Stover, who has 40 years experience at the top levels of the oil and gas industry, claims that the lack of upstream work undertaken since the downturn started in 2014 could cause serious problems down the line.
He claims that a shortfall could lead to oil prices shooting up as reserves dry up – with the bounty of US shale not able to make up for deep water and other traditional resources.
Stover, a founding member of independent North Sea focused firm Endeavor International Corp., said: “There’s been a dramatic deferral of exploration by the industry, particularly offshore.
“Exploration is the pipeline that feeds new production and it is big, chunky production. It’s not little dribbles.
“In many cases, my observation is that there’s been three years of no exploration. And there’s been limited development on the discoveries that have been made.
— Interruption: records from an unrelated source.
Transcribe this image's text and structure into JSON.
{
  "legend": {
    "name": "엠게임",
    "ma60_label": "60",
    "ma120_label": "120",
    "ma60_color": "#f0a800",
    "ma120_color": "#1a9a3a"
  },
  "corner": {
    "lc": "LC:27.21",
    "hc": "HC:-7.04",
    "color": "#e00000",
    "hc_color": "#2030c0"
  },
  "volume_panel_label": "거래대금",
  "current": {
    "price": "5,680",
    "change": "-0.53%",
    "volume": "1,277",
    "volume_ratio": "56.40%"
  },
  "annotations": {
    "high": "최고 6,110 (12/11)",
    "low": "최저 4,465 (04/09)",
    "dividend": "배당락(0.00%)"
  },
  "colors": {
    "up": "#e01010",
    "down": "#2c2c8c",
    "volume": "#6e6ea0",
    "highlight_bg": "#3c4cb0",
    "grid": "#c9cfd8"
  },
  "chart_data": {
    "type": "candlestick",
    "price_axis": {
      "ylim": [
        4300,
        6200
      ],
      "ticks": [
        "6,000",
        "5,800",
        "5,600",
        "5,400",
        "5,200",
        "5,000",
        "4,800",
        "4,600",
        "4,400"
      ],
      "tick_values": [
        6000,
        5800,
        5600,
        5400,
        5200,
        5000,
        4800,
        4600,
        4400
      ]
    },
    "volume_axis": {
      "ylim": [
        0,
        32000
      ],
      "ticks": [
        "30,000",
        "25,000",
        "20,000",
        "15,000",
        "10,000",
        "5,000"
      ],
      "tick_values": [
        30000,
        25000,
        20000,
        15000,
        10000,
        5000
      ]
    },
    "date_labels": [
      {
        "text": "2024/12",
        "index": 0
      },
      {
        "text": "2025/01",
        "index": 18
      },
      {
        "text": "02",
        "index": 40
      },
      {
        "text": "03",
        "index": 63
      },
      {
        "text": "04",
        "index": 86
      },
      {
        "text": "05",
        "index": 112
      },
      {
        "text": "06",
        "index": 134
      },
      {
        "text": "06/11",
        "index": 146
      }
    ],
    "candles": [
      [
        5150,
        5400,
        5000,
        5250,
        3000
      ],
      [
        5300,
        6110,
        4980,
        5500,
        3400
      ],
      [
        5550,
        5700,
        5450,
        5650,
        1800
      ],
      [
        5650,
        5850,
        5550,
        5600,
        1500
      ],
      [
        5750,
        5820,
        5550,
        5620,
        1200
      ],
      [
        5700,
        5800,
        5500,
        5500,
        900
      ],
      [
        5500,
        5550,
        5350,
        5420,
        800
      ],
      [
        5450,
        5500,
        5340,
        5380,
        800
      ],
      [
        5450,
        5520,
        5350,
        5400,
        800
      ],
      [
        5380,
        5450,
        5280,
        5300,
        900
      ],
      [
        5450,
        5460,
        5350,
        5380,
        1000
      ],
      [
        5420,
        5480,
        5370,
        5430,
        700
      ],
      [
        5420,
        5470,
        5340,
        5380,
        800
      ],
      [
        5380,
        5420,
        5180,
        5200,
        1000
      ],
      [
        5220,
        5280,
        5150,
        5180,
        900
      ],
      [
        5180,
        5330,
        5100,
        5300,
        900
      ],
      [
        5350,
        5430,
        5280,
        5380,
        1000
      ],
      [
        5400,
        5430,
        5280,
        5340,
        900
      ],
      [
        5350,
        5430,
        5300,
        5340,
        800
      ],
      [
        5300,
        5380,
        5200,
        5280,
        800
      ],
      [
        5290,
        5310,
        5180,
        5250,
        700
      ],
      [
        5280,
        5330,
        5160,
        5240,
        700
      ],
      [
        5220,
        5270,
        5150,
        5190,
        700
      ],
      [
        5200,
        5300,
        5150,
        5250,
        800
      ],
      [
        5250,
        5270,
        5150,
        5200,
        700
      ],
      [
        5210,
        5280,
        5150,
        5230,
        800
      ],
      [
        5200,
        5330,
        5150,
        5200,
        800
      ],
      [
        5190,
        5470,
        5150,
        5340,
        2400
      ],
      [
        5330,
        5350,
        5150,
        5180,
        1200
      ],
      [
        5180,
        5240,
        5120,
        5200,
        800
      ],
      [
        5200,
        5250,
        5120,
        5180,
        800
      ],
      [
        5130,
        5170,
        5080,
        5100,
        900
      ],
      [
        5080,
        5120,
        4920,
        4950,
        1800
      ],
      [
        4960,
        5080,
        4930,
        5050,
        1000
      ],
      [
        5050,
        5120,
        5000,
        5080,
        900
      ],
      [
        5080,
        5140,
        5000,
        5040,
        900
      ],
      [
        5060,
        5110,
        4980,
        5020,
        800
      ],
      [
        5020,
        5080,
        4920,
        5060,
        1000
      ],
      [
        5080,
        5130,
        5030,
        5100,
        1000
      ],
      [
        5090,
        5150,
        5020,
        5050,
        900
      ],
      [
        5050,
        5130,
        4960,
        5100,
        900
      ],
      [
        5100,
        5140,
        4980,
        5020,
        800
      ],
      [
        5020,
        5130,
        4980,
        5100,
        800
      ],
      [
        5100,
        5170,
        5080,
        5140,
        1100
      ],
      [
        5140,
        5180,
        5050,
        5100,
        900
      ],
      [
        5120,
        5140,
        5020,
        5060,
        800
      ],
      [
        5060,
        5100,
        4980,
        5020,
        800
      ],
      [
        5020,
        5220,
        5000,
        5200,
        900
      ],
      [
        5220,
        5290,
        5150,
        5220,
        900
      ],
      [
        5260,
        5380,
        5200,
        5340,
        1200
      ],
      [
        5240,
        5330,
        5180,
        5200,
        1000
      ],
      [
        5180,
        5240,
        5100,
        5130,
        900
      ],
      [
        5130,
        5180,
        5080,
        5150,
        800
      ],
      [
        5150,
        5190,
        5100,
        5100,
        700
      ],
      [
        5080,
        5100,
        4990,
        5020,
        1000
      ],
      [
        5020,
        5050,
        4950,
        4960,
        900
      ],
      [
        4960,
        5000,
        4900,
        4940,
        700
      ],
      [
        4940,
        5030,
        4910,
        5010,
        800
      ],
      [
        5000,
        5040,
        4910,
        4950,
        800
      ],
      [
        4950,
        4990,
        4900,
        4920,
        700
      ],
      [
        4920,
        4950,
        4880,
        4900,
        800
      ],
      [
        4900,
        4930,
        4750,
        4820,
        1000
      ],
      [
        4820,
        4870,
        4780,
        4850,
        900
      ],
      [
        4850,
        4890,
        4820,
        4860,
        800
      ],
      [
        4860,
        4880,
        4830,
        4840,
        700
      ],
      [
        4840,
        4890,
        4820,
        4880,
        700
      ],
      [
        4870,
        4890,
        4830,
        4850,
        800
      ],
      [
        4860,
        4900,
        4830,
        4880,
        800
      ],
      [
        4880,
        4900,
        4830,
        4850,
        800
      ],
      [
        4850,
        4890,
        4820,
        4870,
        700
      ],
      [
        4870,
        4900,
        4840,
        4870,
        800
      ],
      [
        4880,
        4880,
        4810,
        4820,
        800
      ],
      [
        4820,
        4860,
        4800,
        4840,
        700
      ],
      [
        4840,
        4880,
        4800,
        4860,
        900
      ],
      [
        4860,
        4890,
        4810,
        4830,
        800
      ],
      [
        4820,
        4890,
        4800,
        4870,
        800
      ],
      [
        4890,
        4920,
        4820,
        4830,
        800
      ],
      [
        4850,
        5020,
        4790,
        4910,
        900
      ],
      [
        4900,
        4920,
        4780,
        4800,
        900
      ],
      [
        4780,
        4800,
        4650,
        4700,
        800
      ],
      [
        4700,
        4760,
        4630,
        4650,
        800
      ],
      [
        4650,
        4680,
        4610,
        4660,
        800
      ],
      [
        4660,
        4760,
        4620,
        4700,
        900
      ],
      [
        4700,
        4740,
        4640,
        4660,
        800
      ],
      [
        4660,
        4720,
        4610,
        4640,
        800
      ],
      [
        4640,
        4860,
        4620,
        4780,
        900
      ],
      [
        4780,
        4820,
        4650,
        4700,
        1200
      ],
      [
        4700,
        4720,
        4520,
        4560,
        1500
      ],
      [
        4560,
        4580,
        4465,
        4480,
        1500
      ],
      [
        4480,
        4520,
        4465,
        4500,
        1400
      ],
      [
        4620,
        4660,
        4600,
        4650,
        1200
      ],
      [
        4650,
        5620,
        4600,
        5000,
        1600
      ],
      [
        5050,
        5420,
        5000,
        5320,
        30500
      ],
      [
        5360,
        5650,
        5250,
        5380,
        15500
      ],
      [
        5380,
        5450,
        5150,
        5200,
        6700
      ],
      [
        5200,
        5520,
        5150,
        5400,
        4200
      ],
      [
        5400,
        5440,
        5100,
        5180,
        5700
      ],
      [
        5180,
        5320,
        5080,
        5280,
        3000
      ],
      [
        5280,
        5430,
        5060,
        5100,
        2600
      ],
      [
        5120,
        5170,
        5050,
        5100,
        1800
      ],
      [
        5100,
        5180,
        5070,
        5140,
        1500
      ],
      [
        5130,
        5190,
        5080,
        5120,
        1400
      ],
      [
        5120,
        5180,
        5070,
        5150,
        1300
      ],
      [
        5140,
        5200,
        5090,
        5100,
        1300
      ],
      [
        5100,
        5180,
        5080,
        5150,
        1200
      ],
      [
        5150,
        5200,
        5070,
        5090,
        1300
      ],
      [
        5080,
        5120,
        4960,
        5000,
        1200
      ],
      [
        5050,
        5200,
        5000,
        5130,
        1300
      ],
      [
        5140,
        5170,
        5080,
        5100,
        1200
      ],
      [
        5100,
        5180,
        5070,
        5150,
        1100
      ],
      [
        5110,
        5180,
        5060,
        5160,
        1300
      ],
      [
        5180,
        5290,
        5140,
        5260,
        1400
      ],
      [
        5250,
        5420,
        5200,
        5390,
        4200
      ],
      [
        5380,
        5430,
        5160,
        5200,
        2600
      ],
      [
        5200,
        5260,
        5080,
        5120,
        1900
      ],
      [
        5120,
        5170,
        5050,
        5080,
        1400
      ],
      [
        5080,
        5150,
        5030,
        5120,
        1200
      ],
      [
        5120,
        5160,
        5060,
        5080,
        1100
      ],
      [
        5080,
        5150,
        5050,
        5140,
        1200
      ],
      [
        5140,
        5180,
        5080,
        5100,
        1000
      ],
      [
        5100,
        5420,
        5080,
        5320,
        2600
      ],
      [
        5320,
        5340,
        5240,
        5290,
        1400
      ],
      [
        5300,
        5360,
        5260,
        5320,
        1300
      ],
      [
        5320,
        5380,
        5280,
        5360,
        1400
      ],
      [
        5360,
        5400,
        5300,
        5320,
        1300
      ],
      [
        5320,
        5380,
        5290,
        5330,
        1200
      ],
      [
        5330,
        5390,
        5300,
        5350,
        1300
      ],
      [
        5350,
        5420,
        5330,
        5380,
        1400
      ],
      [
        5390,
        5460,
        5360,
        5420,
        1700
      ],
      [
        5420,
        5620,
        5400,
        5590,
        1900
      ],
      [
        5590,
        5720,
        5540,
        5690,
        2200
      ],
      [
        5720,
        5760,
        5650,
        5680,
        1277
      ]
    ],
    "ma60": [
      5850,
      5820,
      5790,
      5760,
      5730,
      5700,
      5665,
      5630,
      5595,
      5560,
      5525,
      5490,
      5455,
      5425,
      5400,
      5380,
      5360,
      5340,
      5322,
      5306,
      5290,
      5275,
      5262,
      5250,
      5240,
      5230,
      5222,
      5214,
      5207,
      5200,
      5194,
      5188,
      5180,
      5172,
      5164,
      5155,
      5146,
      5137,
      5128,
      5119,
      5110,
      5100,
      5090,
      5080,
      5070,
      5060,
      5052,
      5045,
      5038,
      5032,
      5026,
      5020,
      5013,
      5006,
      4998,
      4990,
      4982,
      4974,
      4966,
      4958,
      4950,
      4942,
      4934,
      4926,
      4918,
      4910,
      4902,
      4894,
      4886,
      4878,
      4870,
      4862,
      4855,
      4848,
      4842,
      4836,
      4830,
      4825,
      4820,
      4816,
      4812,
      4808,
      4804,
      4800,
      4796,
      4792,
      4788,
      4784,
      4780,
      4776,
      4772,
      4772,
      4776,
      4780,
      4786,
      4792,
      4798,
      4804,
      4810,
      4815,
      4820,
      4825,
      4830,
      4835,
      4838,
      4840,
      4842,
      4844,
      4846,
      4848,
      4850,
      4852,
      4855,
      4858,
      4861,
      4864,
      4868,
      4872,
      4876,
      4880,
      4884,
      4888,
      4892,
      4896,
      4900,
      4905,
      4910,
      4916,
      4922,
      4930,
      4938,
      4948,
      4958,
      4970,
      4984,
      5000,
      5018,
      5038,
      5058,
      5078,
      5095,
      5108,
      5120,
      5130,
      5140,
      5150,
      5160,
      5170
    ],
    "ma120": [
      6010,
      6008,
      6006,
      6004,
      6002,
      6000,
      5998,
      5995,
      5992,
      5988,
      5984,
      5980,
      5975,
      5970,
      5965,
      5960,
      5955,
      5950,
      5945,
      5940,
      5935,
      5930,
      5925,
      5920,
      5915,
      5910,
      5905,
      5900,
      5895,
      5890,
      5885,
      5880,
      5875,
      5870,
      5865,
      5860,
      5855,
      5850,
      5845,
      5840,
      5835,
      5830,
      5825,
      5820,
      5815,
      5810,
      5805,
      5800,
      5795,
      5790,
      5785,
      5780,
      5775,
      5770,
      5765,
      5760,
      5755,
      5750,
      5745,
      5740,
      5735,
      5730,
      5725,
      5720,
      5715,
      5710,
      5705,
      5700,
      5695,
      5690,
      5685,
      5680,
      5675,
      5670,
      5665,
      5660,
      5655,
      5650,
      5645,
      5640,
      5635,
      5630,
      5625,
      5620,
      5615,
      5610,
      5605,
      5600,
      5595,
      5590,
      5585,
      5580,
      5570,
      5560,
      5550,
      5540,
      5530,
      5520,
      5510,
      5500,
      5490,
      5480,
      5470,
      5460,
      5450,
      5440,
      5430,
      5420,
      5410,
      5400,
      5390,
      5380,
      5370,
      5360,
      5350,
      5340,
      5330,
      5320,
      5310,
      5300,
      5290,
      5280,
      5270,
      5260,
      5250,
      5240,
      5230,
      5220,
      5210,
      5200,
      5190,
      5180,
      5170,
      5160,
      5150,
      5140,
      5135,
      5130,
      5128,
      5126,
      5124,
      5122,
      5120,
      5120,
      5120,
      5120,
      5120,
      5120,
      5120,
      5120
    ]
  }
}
“The underlying production base that we would have typically forecast in the past, except in the eighties, has always had a continuum of that exploration machine that feeds the production pipeline.
“The underlying decline of that is significant. Some experts believe that US onshore shale cannot fill that gap.
“In a couple of years with this modest demand growth, we might be in for another price spike because of the industry being unable to catch up with the exploration.”
Stover made the comments during the sell-out first session at the University of Oklahoma’s 2017 Energy Symposium on Thursday.